- Un mémorandum sera adressé au gouvernement
- Objectif: le pousser à voter le moratoire de l’ONU
- Les 2/3 des condamnés à mort souffrent de maladies mentales
A l’approche du vote du nouveau projet de résolution de l’ONU sur la peine de mort, prévu en décembre prochain, les militants de l’abolition de ce châtiment suprême se serrent les coudes pour faire pression sur le gouvernement. Le but est de le pousser à voter le moratoire, après plusieurs abstentions. Surtout que le pays est abolitionniste de fait. En effet, la dernière exécution remonte à 1993 avec l’affaire Tabit, commissaire accusé de viol. Ainsi, le Réseau des parlementaires, celui des avocats et la Coalition marocaine contre la peine de mort comptent présenter au gouvernement un mémorandum. Ce document comporte un argumentaire favorable au vote de la nouvelle résolution. En attendant, Nouzha Skalli, porte-parole du Réseau des parlementaires contre la peine de mort a donné un avant-goût de la démonstration, lors d’une conférence de presse organisée hier à Rabat à l’occasion de la journée mondiale contre la peine de mort. «L’abstention du Maroc lors du vote de la résolution onusienne est en contradiction avec la Constitution de 2011 qui consacre le droit à la vie ainsi qu’avec les recommandations de l’IER et du CNDH», a-t-elle déploré. D’autant que «les 2/3 des condamnés à mort souffrent de maladies mentales, comme l’avait relevé l’OMDH dans sa dernière enquête réalisée dans les couloirs de la mort», a-t-elle rappelé. Sachant que certains d’entre eux étaient atteints bien avant leur détention. Pour convaincre, «ce collectif puise dans des rapports internationaux, qui ont confirmé que l’instauration du moratoire n’a aucun impact négatif sur la stabilité et la sécurité de la société».

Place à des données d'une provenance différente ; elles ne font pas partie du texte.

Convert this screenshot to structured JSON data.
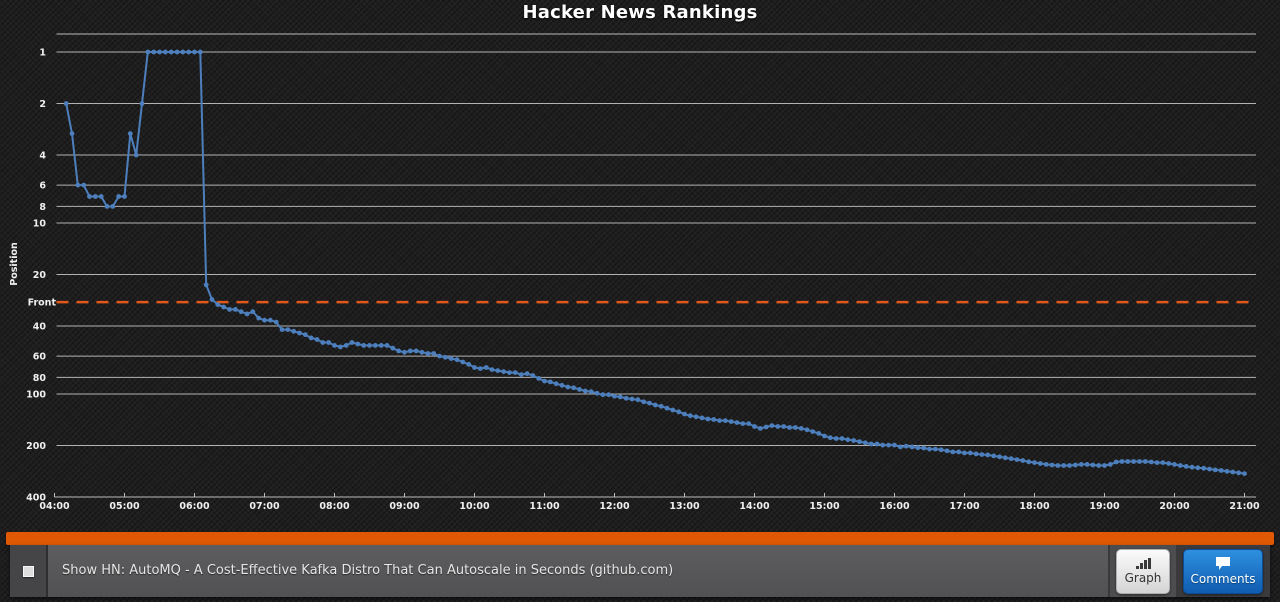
{
  "title": "Hacker News Rankings",
  "colors": {
    "line": "#4d7fbd",
    "front_line": "#e2571a",
    "grid": "#cdcdcd",
    "tick_text": "#f0f0f0",
    "accent_bar": "#e05803"
  },
  "chart_data": {
    "type": "line",
    "title": "Hacker News Rankings",
    "ylabel": "Position",
    "y_scale": "logarithmic-inverted",
    "grid": true,
    "y_ticks": [
      1,
      2,
      4,
      6,
      8,
      10,
      20,
      40,
      60,
      80,
      100,
      200,
      400
    ],
    "x_ticks": [
      "04:00",
      "05:00",
      "06:00",
      "07:00",
      "08:00",
      "09:00",
      "10:00",
      "11:00",
      "12:00",
      "13:00",
      "14:00",
      "15:00",
      "16:00",
      "17:00",
      "18:00",
      "19:00",
      "20:00",
      "21:00"
    ],
    "front_line": {
      "label": "Front",
      "position": 29
    },
    "series": [
      {
        "name": "Show HN: AutoMQ - A Cost-Effective Kafka Distro That Can Autoscale in Seconds",
        "points": [
          [
            "04:10",
            2
          ],
          [
            "04:15",
            3
          ],
          [
            "04:20",
            6
          ],
          [
            "04:25",
            6
          ],
          [
            "04:30",
            7
          ],
          [
            "04:35",
            7
          ],
          [
            "04:40",
            7
          ],
          [
            "04:45",
            8
          ],
          [
            "04:50",
            8
          ],
          [
            "04:55",
            7
          ],
          [
            "05:00",
            7
          ],
          [
            "05:05",
            3
          ],
          [
            "05:10",
            4
          ],
          [
            "05:15",
            2
          ],
          [
            "05:20",
            1
          ],
          [
            "05:25",
            1
          ],
          [
            "05:30",
            1
          ],
          [
            "05:35",
            1
          ],
          [
            "05:40",
            1
          ],
          [
            "05:45",
            1
          ],
          [
            "05:50",
            1
          ],
          [
            "05:55",
            1
          ],
          [
            "06:00",
            1
          ],
          [
            "06:05",
            1
          ],
          [
            "06:10",
            23
          ],
          [
            "06:15",
            28
          ],
          [
            "06:20",
            30
          ],
          [
            "06:25",
            31
          ],
          [
            "06:30",
            32
          ],
          [
            "06:35",
            32
          ],
          [
            "06:40",
            33
          ],
          [
            "06:45",
            34
          ],
          [
            "06:50",
            33
          ],
          [
            "06:55",
            36
          ],
          [
            "07:00",
            37
          ],
          [
            "07:05",
            37
          ],
          [
            "07:10",
            38
          ],
          [
            "07:15",
            42
          ],
          [
            "07:20",
            42
          ],
          [
            "07:25",
            43
          ],
          [
            "07:30",
            44
          ],
          [
            "07:35",
            45
          ],
          [
            "07:40",
            47
          ],
          [
            "07:45",
            48
          ],
          [
            "07:50",
            50
          ],
          [
            "07:55",
            50
          ],
          [
            "08:00",
            52
          ],
          [
            "08:05",
            53
          ],
          [
            "08:10",
            52
          ],
          [
            "08:15",
            50
          ],
          [
            "08:20",
            51
          ],
          [
            "08:25",
            52
          ],
          [
            "08:30",
            52
          ],
          [
            "08:35",
            52
          ],
          [
            "08:40",
            52
          ],
          [
            "08:45",
            52
          ],
          [
            "08:50",
            54
          ],
          [
            "08:55",
            56
          ],
          [
            "09:00",
            57
          ],
          [
            "09:05",
            56
          ],
          [
            "09:10",
            56
          ],
          [
            "09:15",
            57
          ],
          [
            "09:20",
            58
          ],
          [
            "09:25",
            58
          ],
          [
            "09:30",
            60
          ],
          [
            "09:35",
            61
          ],
          [
            "09:40",
            62
          ],
          [
            "09:45",
            63
          ],
          [
            "09:50",
            65
          ],
          [
            "09:55",
            67
          ],
          [
            "10:00",
            70
          ],
          [
            "10:05",
            71
          ],
          [
            "10:10",
            70
          ],
          [
            "10:15",
            72
          ],
          [
            "10:20",
            73
          ],
          [
            "10:25",
            74
          ],
          [
            "10:30",
            75
          ],
          [
            "10:35",
            75
          ],
          [
            "10:40",
            77
          ],
          [
            "10:45",
            76
          ],
          [
            "10:50",
            78
          ],
          [
            "10:55",
            81
          ],
          [
            "11:00",
            84
          ],
          [
            "11:05",
            85
          ],
          [
            "11:10",
            87
          ],
          [
            "11:15",
            89
          ],
          [
            "11:20",
            91
          ],
          [
            "11:25",
            92
          ],
          [
            "11:30",
            94
          ],
          [
            "11:35",
            96
          ],
          [
            "11:40",
            97
          ],
          [
            "11:45",
            99
          ],
          [
            "11:50",
            101
          ],
          [
            "11:55",
            101
          ],
          [
            "12:00",
            103
          ],
          [
            "12:05",
            104
          ],
          [
            "12:10",
            106
          ],
          [
            "12:15",
            107
          ],
          [
            "12:20",
            108
          ],
          [
            "12:25",
            111
          ],
          [
            "12:30",
            113
          ],
          [
            "12:35",
            116
          ],
          [
            "12:40",
            118
          ],
          [
            "12:45",
            121
          ],
          [
            "12:50",
            124
          ],
          [
            "12:55",
            127
          ],
          [
            "13:00",
            131
          ],
          [
            "13:05",
            134
          ],
          [
            "13:10",
            136
          ],
          [
            "13:15",
            138
          ],
          [
            "13:20",
            140
          ],
          [
            "13:25",
            141
          ],
          [
            "13:30",
            143
          ],
          [
            "13:35",
            143
          ],
          [
            "13:40",
            145
          ],
          [
            "13:45",
            147
          ],
          [
            "13:50",
            149
          ],
          [
            "13:55",
            149
          ],
          [
            "14:00",
            155
          ],
          [
            "14:05",
            159
          ],
          [
            "14:10",
            156
          ],
          [
            "14:15",
            153
          ],
          [
            "14:20",
            155
          ],
          [
            "14:25",
            155
          ],
          [
            "14:30",
            157
          ],
          [
            "14:35",
            157
          ],
          [
            "14:40",
            159
          ],
          [
            "14:45",
            162
          ],
          [
            "14:50",
            166
          ],
          [
            "14:55",
            170
          ],
          [
            "15:00",
            176
          ],
          [
            "15:05",
            180
          ],
          [
            "15:10",
            182
          ],
          [
            "15:15",
            182
          ],
          [
            "15:20",
            185
          ],
          [
            "15:25",
            187
          ],
          [
            "15:30",
            190
          ],
          [
            "15:35",
            193
          ],
          [
            "15:40",
            196
          ],
          [
            "15:45",
            196
          ],
          [
            "15:50",
            199
          ],
          [
            "15:55",
            199
          ],
          [
            "16:00",
            199
          ],
          [
            "16:05",
            204
          ],
          [
            "16:10",
            202
          ],
          [
            "16:15",
            204
          ],
          [
            "16:20",
            206
          ],
          [
            "16:25",
            207
          ],
          [
            "16:30",
            210
          ],
          [
            "16:35",
            210
          ],
          [
            "16:40",
            212
          ],
          [
            "16:45",
            215
          ],
          [
            "16:50",
            218
          ],
          [
            "16:55",
            218
          ],
          [
            "17:00",
            221
          ],
          [
            "17:05",
            221
          ],
          [
            "17:10",
            224
          ],
          [
            "17:15",
            226
          ],
          [
            "17:20",
            227
          ],
          [
            "17:25",
            230
          ],
          [
            "17:30",
            233
          ],
          [
            "17:35",
            236
          ],
          [
            "17:40",
            239
          ],
          [
            "17:45",
            242
          ],
          [
            "17:50",
            245
          ],
          [
            "17:55",
            249
          ],
          [
            "18:00",
            252
          ],
          [
            "18:05",
            255
          ],
          [
            "18:10",
            258
          ],
          [
            "18:15",
            260
          ],
          [
            "18:20",
            262
          ],
          [
            "18:25",
            262
          ],
          [
            "18:30",
            262
          ],
          [
            "18:35",
            260
          ],
          [
            "18:40",
            258
          ],
          [
            "18:45",
            258
          ],
          [
            "18:50",
            260
          ],
          [
            "18:55",
            262
          ],
          [
            "19:00",
            262
          ],
          [
            "19:05",
            258
          ],
          [
            "19:10",
            250
          ],
          [
            "19:15",
            248
          ],
          [
            "19:20",
            248
          ],
          [
            "19:25",
            248
          ],
          [
            "19:30",
            248
          ],
          [
            "19:35",
            248
          ],
          [
            "19:40",
            250
          ],
          [
            "19:45",
            252
          ],
          [
            "19:50",
            252
          ],
          [
            "19:55",
            255
          ],
          [
            "20:00",
            258
          ],
          [
            "20:05",
            262
          ],
          [
            "20:10",
            265
          ],
          [
            "20:15",
            268
          ],
          [
            "20:20",
            270
          ],
          [
            "20:25",
            272
          ],
          [
            "20:30",
            275
          ],
          [
            "20:35",
            278
          ],
          [
            "20:40",
            280
          ],
          [
            "20:45",
            283
          ],
          [
            "20:50",
            286
          ],
          [
            "20:55",
            289
          ],
          [
            "21:00",
            292
          ]
        ]
      }
    ]
  },
  "footer": {
    "story_title": "Show HN: AutoMQ - A Cost-Effective Kafka Distro That Can Autoscale in Seconds (github.com)",
    "buttons": {
      "graph": "Graph",
      "comments": "Comments"
    }
  }
}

En plus de ce mémorandum, ce mouvement associatif lance aussi une campagne de plaidoyer pour soutenir cette résolution de l’ONU contre la peine de mort. Il compte surtout sur les parlementaires pour changer la donne. Car, comme l’a rappelé la députée du PPS, «les parlementaires, représentants de la souveraineté nationale, doivent œuvrer en faveur de l’abolition de la peine capitale». Skalli s’est montrée optimiste, faisant valoir le plaidoyer mené par son réseau, qui a permis d’atteindre l’effet escompté. Ainsi, «les partis qui n’avaient pas inscrit cette question à leur ordre du jour de leur agenda se disent aujourd’hui favorables à l’abolition de la peine de mort», a-t-elle affirmé. En clair, les députés sont appelés à exercer leurs activités de lobbying afin de supprimer la condamnation à mort de l’échelle des sentences adoptées par le pays. Une proposition de loi a été déposée dans ce sens par le Réseau des parlementaires contre la peine de mort. Le texte qualifie cette sentence de «caduque étant donné que les systèmes pénaux modernes prônent plutôt l’insertion des coupables». Il propose l’amendement d’une série d’articles du code pénal, pour remplacer la peine de mort par la condamnation à perpétuité compressible, sujette à révision après une période de 25 ans. Mais le ministre de la Justice s’est montré à plusieurs reprises opposé à l’abolition de la peine de mort, estimant que la société marocaine n’est pas prête à franchir le pas. Pour le convaincre de la nécessité d’emprunter le chemin des 98 pays «abolitionnistes de droit» pour tous les crimes, Nouzha Skalli n’a pas hésité à comparer le Maroc à des pays voisins en difficulté comme la Tunisie et l’Algérie, qui ont déjà adhéré au moratoire de l’ONU. Aujourd’hui, «Rabat se retrouve au même stade qu’un pays comme l’Afghanistan qui s’est abstenu d’adopter la résolution onusienne après plusieurs années de réticence», a-t-elle dit. Pour elle, le Maroc mérite d’être parmi les premiers pays de la zone arabo-musulmane à franchir le pas. En tout cas, «l’abolition de la peine de mort dépend de la volonté politique. Abderrahim Jamai, coordonnateur de la coalition marocaine contre la peine de mort, est du même avis. Pour lui, «ce chantier est nécessaire pour le développement des droits de l’homme. D’autant plus que «cette sentence ne constitue pas un moyen dissuasif».
Protocole
Le mouvement associatif reproche au gouvernement sa réticence à la ratification du 2e protocole facultatif se rapportant au Pacte international relatif aux droits civils et politique. A fin juillet dernier, ce dispositif, qui engage les Etats à abolir la peine de mort en toutes circonstances, a été ratifié par 81 pays.